I don't know the exact numbers of connections the different Pixes support offhand, but its at least in the hundreds of thousands.
The Sonicwalls were also hard to manage. I have a bias in that I greatly prefer the command line for a lot of these things, but some of these benefits are true even for command-line-phobic people. Inside of the sonicwall, there was always a lot of clicking back and forth, checking this screen or that screen and only ever getting sanitized user-friendly data. On the pix, I can use grep to look for settings, I can print out the whole config file to a tftp server in plain text so I can read through it (the sonicwalls config file was binary, I believe)... I can easily compare different versions of the config for a site to see what is changed, I can easily compare one site to another... all kinds of nice simple things like that. (The Pix *does* have a web GUI interface as well, but in my opinion it is worthless and cannot recommend its use at all. It is just as obtuse as the command line, so it isn't good for command-line-phobes, and doesn't give you any benefit (other than filling your config file with extraneous web-gui-only metadata).
The plain-text console also makes it very easy to cut and paste bits of config from one device to another, or to automate some things. For instance, I have a script that does a 'show conn' for me, then collates and groups the data (so you have lines like..... "tcp port 80 : 345 connections" rather than one line for each connection, which is very handy sometimes). (Here is the script' - Ed)
I'm also doing a lot of SNMP for graphing of various things in the Pixes.
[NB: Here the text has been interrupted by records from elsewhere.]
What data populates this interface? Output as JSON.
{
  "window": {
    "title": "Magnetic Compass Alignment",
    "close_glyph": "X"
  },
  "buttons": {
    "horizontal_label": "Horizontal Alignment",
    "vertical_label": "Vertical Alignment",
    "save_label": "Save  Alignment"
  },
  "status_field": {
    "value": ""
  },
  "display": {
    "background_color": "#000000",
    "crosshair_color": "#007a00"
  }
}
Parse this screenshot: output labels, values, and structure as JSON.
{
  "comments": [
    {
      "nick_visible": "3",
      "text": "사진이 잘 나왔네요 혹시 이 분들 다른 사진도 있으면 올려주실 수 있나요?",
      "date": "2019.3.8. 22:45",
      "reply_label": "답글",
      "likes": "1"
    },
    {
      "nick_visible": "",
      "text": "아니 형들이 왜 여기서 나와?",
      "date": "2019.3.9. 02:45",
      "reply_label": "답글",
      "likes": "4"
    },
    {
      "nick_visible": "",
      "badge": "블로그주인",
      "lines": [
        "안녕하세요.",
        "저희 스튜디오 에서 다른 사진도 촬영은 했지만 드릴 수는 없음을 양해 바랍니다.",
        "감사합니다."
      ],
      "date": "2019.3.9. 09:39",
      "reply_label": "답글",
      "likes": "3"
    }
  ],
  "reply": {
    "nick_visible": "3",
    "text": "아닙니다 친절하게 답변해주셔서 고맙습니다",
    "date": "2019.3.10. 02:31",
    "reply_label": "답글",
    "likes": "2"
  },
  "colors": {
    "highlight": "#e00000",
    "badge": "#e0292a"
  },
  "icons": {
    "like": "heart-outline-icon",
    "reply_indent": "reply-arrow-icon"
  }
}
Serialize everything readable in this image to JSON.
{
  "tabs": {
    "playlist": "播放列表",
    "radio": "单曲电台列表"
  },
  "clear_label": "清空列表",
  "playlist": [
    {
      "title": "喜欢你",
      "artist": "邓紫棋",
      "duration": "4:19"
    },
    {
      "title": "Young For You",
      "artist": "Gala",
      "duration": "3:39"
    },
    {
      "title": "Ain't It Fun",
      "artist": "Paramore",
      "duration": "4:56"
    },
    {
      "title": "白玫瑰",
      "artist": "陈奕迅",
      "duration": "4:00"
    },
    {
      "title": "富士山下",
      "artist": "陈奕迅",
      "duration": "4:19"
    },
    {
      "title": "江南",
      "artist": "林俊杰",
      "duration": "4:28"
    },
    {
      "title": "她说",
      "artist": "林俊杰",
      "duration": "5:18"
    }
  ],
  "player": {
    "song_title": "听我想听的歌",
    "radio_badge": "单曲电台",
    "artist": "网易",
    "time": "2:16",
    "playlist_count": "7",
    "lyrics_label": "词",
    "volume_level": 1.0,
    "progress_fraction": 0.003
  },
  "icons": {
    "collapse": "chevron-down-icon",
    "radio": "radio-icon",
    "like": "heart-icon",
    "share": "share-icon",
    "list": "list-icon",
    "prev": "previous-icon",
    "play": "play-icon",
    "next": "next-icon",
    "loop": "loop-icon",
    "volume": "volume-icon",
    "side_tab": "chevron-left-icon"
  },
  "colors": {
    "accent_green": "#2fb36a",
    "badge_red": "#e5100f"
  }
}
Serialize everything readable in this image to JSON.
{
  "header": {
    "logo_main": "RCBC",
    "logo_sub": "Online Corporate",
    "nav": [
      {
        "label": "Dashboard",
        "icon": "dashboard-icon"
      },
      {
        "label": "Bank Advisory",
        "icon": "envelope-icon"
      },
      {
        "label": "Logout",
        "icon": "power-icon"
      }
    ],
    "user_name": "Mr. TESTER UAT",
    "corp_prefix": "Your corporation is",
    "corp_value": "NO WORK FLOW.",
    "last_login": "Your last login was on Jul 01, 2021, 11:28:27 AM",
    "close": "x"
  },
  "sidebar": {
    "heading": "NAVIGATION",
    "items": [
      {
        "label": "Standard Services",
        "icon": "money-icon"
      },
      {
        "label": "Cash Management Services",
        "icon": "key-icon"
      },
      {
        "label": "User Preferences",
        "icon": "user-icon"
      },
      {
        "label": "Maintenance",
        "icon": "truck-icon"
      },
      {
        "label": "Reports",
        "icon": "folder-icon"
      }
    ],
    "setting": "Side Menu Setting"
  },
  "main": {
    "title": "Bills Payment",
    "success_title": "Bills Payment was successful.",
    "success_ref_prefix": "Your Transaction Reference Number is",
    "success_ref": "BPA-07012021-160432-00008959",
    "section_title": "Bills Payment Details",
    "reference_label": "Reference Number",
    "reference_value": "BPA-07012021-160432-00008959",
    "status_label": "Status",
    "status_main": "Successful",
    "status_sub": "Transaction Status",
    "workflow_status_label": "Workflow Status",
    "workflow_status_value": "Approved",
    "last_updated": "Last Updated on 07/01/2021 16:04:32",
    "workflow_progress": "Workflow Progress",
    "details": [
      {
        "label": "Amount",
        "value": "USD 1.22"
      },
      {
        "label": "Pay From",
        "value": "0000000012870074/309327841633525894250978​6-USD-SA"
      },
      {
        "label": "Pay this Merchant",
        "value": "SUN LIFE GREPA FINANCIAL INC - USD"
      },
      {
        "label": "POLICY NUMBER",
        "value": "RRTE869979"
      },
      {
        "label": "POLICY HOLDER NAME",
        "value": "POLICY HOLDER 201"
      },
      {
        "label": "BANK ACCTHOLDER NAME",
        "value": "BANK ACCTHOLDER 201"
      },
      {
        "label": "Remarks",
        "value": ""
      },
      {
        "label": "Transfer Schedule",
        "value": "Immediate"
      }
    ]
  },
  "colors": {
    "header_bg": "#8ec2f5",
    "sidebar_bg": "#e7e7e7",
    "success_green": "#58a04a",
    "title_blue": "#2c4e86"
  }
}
I'm not sure what the Sonicwalls supported in that regard though.
This might also be a particular model problem, but the Sonicwalls we had previously always had tons and tons of errors on the interfaces. It was so bad that we actually had a baby switch between our firewalls and (The ISP's) equipment. With the Pixes, all those errors went away.
Of course, my needs are likely to be very different than yours. I have several dozen sites spread out all over to support, so a lot of the standardization and ease-of-comparison features really stand out for me, where they probably wouldn't be as valid in your environment. The Pixes are significantly more complex to admin than the Sonicwalls were... you have to know what you are doing. This is a plus in my book (especially since it discourages meddling, which is sometimes common with web GUI's), but training is a significant issue that I don't want to gloss over. The Pixes definitely have a learning curve to them. However, lots of the problems that would take days to figure out are resolved almost immediately now.
But then again, I haven't worked with a recent Sonicwall.